Well, we can start from a completely skeptical position about all moral duties. This would make us nihilists. If we can ask, why is it a moral imperative to respect one’s parents, we can also ask why is it a moral imperative to not harm others? The atheist and secularist do not have a compelling or even consistent response to this. Simply look at the state of moral philosophy in the halls of Western academia. There is no consensus on even the most basic questions. Everything is constantly in dispute. The confusion is tangible.
As far as we’re concerned, atheists and secularists are not even in the running.
Theists, however, fair far better. Muslim, Christian, and Jewish theologies each provide an overarching theory of God, the universe, and humanity. It is in context of these broader theories that moral imperatives are grounded and find meaning. These theories can then be evaluated and compared. Which one is most consistent? Which one is most compelling?
When we look at Christian and Jewish ethics, they have undergone significant changes especially in the last 100 or even 50 years. For example, many Christian and Jewish denominations now find no moral qualms with same sex behavior. Their theological and ethical considerations of family relations and the family institution have also significantly shifted in order to mirror and accommodate the dominant social forces of modern secularism, liberalism, and capitalism. What justifies these shifts? Is it a belief in progress, namely that ethics must progress as civilization progresses?
Well what does civilizational progress even mean? And what does it mean for ethics to “progress” such that what was once considered a moral abomination 100 years ago is morally permissible or even laudatory now? These are questions that most Christian and Jewish denominations do not have answers for. They too have fallen victim to the pressures of modern cultural hegemony.

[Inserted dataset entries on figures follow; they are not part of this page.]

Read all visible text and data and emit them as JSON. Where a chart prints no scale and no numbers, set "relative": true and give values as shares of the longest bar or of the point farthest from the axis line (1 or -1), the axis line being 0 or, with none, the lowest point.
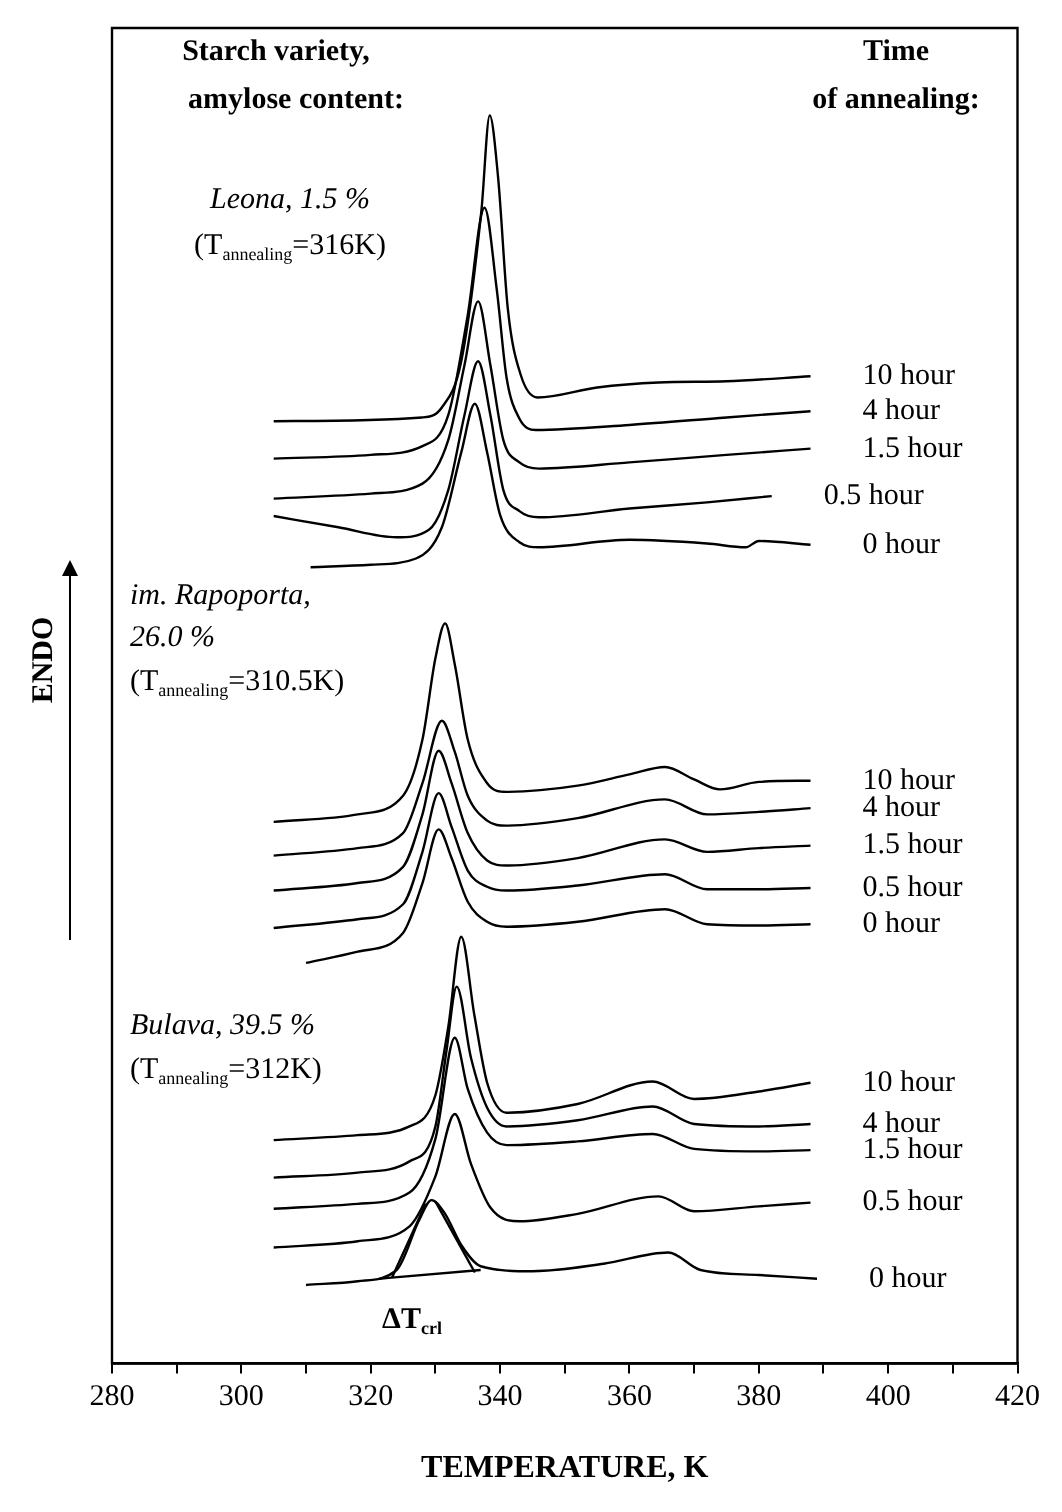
{
  "chart_data": {
    "type": "line",
    "relative": true,
    "xlabel": "TEMPERATURE, K",
    "ylabel": "ENDO",
    "legend": false,
    "marker": "none",
    "line_style": "solid",
    "tick_labels": "x",
    "xlim": [
      280,
      420
    ],
    "xticks": [
      280,
      {
        "value": 290,
        "label": null
      },
      300,
      {
        "value": 310,
        "label": null
      },
      320,
      {
        "value": 330,
        "label": null
      },
      340,
      {
        "value": 350,
        "label": null
      },
      360,
      {
        "value": 370,
        "label": null
      },
      380,
      {
        "value": 390,
        "label": null
      },
      400,
      {
        "value": 410,
        "label": null
      },
      420
    ],
    "annotations": [
      "Starch variety,",
      "amylose content:",
      "Time",
      "of annealing:",
      "Leona, 1.5 %",
      "(T$_{annealing}$=316K)",
      "im. Rapoporta,",
      "26.0 %",
      "(T$_{annealing}$=310.5K)",
      "Bulava, 39.5 %",
      "(T$_{annealing}$=312K)",
      "ΔT$_{crl}$"
    ],
    "series": [
      {
        "name": "10 hour",
        "color": "#000000",
        "x": [
          305,
          327.9,
          331,
          334,
          337.1,
          338.4,
          339.7,
          341.2,
          343.2,
          345.8,
          355,
          364.5,
          375,
          388
        ],
        "values": [
          0.755,
          0.758,
          0.766,
          0.803,
          0.923,
          1.0,
          0.95,
          0.845,
          0.792,
          0.774,
          0.782,
          0.786,
          0.787,
          0.791
        ]
      },
      {
        "name": "4 hour",
        "color": "#000000",
        "x": [
          305,
          320,
          328,
          332,
          335,
          337.6,
          339.5,
          341,
          343,
          345.5,
          360,
          375,
          388
        ],
        "values": [
          0.725,
          0.728,
          0.735,
          0.76,
          0.84,
          0.926,
          0.86,
          0.79,
          0.757,
          0.748,
          0.752,
          0.758,
          0.763
        ]
      },
      {
        "name": "1.5 hour",
        "color": "#000000",
        "x": [
          305,
          320,
          328,
          332,
          334.5,
          336.6,
          338.5,
          340.5,
          343,
          346,
          360,
          375,
          388
        ],
        "values": [
          0.693,
          0.697,
          0.705,
          0.74,
          0.8,
          0.851,
          0.8,
          0.74,
          0.722,
          0.717,
          0.722,
          0.728,
          0.733
        ]
      },
      {
        "name": "0.5 hour",
        "color": "#000000",
        "x": [
          305,
          315,
          324,
          329,
          332,
          334.5,
          336.6,
          338.5,
          340.5,
          343,
          346,
          360,
          372,
          382
        ],
        "values": [
          0.679,
          0.67,
          0.662,
          0.668,
          0.7,
          0.76,
          0.803,
          0.76,
          0.7,
          0.683,
          0.678,
          0.685,
          0.69,
          0.695
        ]
      },
      {
        "name": "0 hour",
        "color": "#000000",
        "x": [
          310.7,
          320,
          327,
          331,
          334,
          336.1,
          338,
          340,
          343,
          346,
          360,
          372,
          378,
          380,
          388
        ],
        "values": [
          0.638,
          0.64,
          0.645,
          0.67,
          0.73,
          0.769,
          0.73,
          0.68,
          0.658,
          0.654,
          0.66,
          0.657,
          0.654,
          0.659,
          0.656
        ]
      },
      {
        "name": "10 hour",
        "color": "#000000",
        "x": [
          305,
          318,
          325,
          328,
          330,
          331.5,
          333,
          335,
          338,
          341,
          352,
          360,
          365.5,
          370,
          374,
          380,
          388
        ],
        "values": [
          0.434,
          0.44,
          0.455,
          0.5,
          0.565,
          0.593,
          0.56,
          0.5,
          0.465,
          0.458,
          0.463,
          0.472,
          0.478,
          0.468,
          0.46,
          0.466,
          0.467
        ]
      },
      {
        "name": "4 hour",
        "color": "#000000",
        "x": [
          305,
          318,
          325,
          328,
          331,
          333,
          335,
          338,
          341,
          352,
          365.5,
          372,
          380,
          388
        ],
        "values": [
          0.407,
          0.413,
          0.425,
          0.465,
          0.515,
          0.49,
          0.455,
          0.435,
          0.431,
          0.437,
          0.452,
          0.44,
          0.442,
          0.445
        ]
      },
      {
        "name": "1.5 hour",
        "color": "#000000",
        "x": [
          305,
          318,
          325,
          328,
          330.5,
          332.5,
          335,
          338,
          341,
          352,
          365.5,
          372,
          380,
          388
        ],
        "values": [
          0.379,
          0.385,
          0.398,
          0.44,
          0.491,
          0.465,
          0.425,
          0.403,
          0.399,
          0.405,
          0.42,
          0.41,
          0.413,
          0.415
        ]
      },
      {
        "name": "0.5 hour",
        "color": "#000000",
        "x": [
          305,
          318,
          325,
          328,
          330.5,
          332.5,
          335,
          338,
          341,
          352,
          365.5,
          372,
          380,
          388
        ],
        "values": [
          0.349,
          0.356,
          0.368,
          0.41,
          0.457,
          0.43,
          0.395,
          0.382,
          0.379,
          0.383,
          0.392,
          0.38,
          0.38,
          0.381
        ]
      },
      {
        "name": "0 hour",
        "color": "#000000",
        "x": [
          310,
          318,
          325,
          328,
          330.5,
          332.5,
          335,
          338,
          341,
          352,
          365.5,
          372,
          380,
          388
        ],
        "values": [
          0.321,
          0.33,
          0.345,
          0.385,
          0.428,
          0.405,
          0.37,
          0.354,
          0.35,
          0.354,
          0.364,
          0.352,
          0.351,
          0.352
        ]
      },
      {
        "name": "10 hour",
        "color": "#000000",
        "x": [
          305,
          318,
          326,
          330,
          332,
          334,
          336,
          338,
          341,
          352,
          363.6,
          370,
          380,
          388
        ],
        "values": [
          0.179,
          0.183,
          0.19,
          0.215,
          0.27,
          0.342,
          0.28,
          0.225,
          0.201,
          0.208,
          0.226,
          0.212,
          0.218,
          0.225
        ]
      },
      {
        "name": "4 hour",
        "color": "#000000",
        "x": [
          305,
          318,
          326,
          330,
          331.7,
          333.3,
          335.5,
          338,
          341,
          352,
          363.6,
          370,
          380,
          388
        ],
        "values": [
          0.149,
          0.153,
          0.162,
          0.19,
          0.25,
          0.302,
          0.245,
          0.205,
          0.19,
          0.195,
          0.206,
          0.192,
          0.19,
          0.192
        ]
      },
      {
        "name": "1.5 hour",
        "color": "#000000",
        "x": [
          305,
          318,
          326,
          330,
          333,
          335,
          338,
          341,
          352,
          363.6,
          370,
          380,
          388
        ],
        "values": [
          0.124,
          0.128,
          0.137,
          0.18,
          0.261,
          0.22,
          0.185,
          0.175,
          0.178,
          0.184,
          0.172,
          0.17,
          0.171
        ]
      },
      {
        "name": "0.5 hour",
        "color": "#000000",
        "x": [
          305,
          318,
          326,
          330,
          333,
          335.5,
          338.5,
          343,
          352,
          364.5,
          370,
          380,
          388
        ],
        "values": [
          0.093,
          0.098,
          0.11,
          0.15,
          0.2,
          0.16,
          0.125,
          0.114,
          0.12,
          0.134,
          0.122,
          0.126,
          0.129
        ]
      },
      {
        "name": "0 hour",
        "color": "#000000",
        "x": [
          310,
          318,
          324,
          327.5,
          329.4,
          331.5,
          334,
          337,
          345,
          356,
          366,
          371,
          380,
          389
        ],
        "values": [
          0.063,
          0.066,
          0.075,
          0.115,
          0.131,
          0.12,
          0.095,
          0.078,
          0.074,
          0.08,
          0.089,
          0.075,
          0.071,
          0.068
        ]
      },
      {
        "type": "line",
        "color": "#000000",
        "x": [
          321.3,
          337
        ],
        "values": [
          0.068,
          0.075
        ]
      },
      {
        "type": "line",
        "color": "#000000",
        "x": [
          323.3,
          328.5
        ],
        "values": [
          0.069,
          0.128
        ]
      },
      {
        "type": "line",
        "color": "#000000",
        "x": [
          330,
          336.1
        ],
        "values": [
          0.13,
          0.073
        ]
      }
    ]
  }
}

Islam, in contrast, has resisted these pressures. This is often why, for example, Islam is considered morally “backwards” and retrograde, but Islam is only “retrograde” if the last 10 or 20 years of Western culture are considered the measuring stick by which to grade religions. By that measure, all of humanity prior to, say, the year 2000 or 2010 were in the dark abyss of moral purgatory. This is a baldly arrogant perspective on world history and a thoroughly uncompelling narrative. Islam safely avoids the entire dilemma, where most Christians and Jews are embroiled in its plain implications.

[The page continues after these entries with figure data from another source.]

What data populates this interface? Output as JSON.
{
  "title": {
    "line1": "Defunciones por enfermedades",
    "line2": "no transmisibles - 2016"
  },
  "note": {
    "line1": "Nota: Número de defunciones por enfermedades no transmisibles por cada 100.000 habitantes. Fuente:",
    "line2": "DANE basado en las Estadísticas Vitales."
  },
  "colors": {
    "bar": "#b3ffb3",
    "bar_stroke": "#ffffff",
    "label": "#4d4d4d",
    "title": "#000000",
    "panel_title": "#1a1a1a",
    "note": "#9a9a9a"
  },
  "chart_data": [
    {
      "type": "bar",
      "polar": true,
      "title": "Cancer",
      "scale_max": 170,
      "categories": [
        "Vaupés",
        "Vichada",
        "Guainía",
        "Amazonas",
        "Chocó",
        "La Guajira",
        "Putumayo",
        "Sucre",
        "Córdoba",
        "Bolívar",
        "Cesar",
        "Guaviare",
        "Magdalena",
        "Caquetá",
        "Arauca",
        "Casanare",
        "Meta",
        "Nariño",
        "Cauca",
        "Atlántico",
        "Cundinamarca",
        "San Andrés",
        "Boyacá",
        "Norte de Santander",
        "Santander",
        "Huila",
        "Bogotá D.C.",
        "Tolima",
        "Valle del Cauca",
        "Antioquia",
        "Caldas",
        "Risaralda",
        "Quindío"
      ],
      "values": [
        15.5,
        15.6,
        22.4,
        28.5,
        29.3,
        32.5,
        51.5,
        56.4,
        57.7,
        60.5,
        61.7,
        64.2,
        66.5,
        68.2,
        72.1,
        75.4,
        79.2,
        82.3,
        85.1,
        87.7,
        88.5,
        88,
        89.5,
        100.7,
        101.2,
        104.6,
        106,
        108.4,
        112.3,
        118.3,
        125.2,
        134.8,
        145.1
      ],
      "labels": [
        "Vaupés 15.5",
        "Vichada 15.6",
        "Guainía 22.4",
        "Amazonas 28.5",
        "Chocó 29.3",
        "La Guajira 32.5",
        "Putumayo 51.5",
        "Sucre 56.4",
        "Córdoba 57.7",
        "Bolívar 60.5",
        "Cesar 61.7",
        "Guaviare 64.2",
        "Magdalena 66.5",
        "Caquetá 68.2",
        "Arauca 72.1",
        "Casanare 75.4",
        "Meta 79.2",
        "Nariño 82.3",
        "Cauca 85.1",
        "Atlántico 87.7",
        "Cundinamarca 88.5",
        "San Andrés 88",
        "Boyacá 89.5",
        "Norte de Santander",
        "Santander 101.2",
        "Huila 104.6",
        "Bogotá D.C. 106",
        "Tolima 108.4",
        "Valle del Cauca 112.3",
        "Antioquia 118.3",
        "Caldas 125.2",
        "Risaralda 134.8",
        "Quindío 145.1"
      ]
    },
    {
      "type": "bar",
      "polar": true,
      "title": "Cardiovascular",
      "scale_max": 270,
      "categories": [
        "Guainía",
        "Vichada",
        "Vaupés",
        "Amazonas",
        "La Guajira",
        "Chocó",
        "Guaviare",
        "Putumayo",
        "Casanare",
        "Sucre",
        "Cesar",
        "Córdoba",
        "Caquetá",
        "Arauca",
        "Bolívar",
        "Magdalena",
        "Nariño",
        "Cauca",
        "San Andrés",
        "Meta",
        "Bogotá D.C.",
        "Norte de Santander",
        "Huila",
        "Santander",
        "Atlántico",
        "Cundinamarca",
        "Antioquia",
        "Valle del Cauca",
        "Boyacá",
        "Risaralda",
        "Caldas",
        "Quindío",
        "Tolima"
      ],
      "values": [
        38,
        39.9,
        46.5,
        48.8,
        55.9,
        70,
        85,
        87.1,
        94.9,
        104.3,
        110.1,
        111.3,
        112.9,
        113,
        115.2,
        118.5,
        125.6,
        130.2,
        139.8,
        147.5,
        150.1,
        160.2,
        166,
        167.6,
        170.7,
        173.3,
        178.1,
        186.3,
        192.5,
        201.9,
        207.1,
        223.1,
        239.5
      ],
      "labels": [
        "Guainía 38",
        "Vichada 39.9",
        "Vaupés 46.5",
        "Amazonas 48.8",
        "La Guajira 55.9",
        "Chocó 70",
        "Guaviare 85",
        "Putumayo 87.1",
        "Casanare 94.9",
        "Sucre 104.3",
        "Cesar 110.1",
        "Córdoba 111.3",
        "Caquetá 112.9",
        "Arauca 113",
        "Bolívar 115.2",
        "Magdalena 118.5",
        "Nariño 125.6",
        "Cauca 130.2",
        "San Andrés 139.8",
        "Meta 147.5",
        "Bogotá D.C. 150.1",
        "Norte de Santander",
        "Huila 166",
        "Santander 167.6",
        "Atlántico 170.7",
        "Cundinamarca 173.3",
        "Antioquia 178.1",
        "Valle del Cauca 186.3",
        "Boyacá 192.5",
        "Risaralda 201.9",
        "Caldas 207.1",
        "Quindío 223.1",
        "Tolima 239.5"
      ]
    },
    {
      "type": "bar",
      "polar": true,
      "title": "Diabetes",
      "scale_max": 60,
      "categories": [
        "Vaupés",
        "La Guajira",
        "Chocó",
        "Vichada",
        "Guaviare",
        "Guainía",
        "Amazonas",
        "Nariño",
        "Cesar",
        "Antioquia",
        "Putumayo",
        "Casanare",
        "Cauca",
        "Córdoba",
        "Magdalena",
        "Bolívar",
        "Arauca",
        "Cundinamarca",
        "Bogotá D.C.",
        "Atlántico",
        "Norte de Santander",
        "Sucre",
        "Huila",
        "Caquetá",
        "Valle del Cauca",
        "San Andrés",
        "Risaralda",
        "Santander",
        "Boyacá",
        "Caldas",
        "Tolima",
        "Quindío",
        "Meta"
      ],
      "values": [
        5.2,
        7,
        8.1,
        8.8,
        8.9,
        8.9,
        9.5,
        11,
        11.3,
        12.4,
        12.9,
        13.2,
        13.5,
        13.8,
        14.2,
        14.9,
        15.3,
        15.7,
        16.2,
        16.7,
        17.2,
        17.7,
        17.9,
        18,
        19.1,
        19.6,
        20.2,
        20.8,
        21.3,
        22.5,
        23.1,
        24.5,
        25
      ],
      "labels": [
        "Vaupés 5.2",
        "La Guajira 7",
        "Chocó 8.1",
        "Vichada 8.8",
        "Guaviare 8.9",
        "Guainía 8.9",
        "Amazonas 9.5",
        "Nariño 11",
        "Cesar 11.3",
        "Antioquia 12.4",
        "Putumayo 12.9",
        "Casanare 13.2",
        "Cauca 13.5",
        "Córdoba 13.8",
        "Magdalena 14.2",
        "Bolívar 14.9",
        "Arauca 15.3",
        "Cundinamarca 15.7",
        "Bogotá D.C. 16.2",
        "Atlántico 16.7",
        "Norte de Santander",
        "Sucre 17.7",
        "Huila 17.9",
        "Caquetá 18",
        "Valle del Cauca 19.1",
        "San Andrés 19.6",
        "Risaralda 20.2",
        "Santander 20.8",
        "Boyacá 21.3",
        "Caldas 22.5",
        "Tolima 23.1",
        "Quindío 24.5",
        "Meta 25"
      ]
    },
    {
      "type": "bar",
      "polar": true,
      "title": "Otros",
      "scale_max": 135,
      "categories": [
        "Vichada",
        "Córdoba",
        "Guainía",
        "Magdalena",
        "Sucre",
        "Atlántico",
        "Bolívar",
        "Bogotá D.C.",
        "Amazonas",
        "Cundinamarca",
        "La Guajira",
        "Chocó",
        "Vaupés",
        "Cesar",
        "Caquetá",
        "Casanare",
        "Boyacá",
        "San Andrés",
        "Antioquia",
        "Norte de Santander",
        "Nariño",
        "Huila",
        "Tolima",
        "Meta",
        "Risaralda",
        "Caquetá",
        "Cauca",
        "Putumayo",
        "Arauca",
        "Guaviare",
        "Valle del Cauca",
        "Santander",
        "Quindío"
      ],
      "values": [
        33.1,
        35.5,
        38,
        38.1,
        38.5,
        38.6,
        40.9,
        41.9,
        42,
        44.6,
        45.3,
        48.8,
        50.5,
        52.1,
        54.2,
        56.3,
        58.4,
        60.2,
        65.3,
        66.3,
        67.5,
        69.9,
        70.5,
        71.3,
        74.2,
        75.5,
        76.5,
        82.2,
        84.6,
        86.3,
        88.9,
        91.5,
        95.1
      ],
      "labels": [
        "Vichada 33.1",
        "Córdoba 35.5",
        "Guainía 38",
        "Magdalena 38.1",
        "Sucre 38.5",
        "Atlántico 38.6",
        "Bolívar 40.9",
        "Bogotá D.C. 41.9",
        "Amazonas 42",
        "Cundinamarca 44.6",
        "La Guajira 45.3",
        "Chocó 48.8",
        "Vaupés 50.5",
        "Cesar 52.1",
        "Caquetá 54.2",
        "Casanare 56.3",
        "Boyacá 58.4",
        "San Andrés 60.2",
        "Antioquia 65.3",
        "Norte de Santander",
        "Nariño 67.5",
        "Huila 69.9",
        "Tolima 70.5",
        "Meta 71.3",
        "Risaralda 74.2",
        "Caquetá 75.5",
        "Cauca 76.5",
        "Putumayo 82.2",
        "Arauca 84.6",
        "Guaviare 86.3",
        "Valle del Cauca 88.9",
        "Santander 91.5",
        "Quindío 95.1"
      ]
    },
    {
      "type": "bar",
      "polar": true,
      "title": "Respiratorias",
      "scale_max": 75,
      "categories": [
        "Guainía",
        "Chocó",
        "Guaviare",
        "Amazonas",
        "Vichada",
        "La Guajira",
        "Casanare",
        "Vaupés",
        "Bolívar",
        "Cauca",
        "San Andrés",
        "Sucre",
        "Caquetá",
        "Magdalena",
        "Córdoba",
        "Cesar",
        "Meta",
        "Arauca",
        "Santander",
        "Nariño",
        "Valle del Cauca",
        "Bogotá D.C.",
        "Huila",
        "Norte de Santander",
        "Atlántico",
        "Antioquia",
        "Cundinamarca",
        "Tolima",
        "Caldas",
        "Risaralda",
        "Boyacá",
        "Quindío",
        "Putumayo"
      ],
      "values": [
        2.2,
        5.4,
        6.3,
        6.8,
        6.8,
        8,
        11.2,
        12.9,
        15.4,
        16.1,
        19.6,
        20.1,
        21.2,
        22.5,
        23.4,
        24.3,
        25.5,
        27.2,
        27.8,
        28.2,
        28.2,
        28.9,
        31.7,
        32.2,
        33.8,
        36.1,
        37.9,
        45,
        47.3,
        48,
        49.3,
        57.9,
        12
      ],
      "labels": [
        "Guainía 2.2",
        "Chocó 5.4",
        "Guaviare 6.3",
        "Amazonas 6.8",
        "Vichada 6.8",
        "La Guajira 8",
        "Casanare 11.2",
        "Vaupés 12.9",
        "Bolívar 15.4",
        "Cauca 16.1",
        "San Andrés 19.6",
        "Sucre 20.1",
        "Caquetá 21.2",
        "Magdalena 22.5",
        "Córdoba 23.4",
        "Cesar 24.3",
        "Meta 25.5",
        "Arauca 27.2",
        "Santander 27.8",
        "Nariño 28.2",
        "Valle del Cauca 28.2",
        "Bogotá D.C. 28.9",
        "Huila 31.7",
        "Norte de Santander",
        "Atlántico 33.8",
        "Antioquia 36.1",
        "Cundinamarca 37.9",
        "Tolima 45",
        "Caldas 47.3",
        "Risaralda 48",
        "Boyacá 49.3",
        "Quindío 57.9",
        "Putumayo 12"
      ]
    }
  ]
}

We can also evaluate the overarching theories of Christianity and Judaism. Providing full critiques is beyond the scope of this short post, but areas of pressure can be put on the Trinity, of course. As for Judaism, their theology historically borrowed a great deal from Islamic kalam discourse in the 12th century (Maimonides being the most prominent example of a Jewish theologian actively engaging in the debates and theological discourse of Islamic Spain).
The only objections people these days raise about Islam are that the Quran and Sunna sanction practices that people with Western liberal cultural sensibilities find problematic. This is pretty weak. Many of the things that people today find objectionable about Islamic law and ethics were considered completely acceptable and unproblematic simply 10, 20, or 100 years ago. But again, the vague, inconsistent notion of “moral progress” is incessantly invoked to handle this obvious critique. Without substantiating what “moral progress” amounts to and explaining how moral truths concerning human nature can be conditional on time, these objections cannot be taken seriously.
In the end, Muslims have the most compelling overarching theory. And those of sound intellect can also investigate the specifics of Islamic morality, including imperatives such as the 10 listed above, to see how beautiful and profound Islamic normativity actually is. Muslims, meanwhile, enjoy the sweet fruits of abiding by the deen in this life as well as the life to come bi idhnillah. Non-Muslims are always welcome to accept Islam and experience all this for themselves. And if they are not interested, we simply say, lakum dinukum waliya din.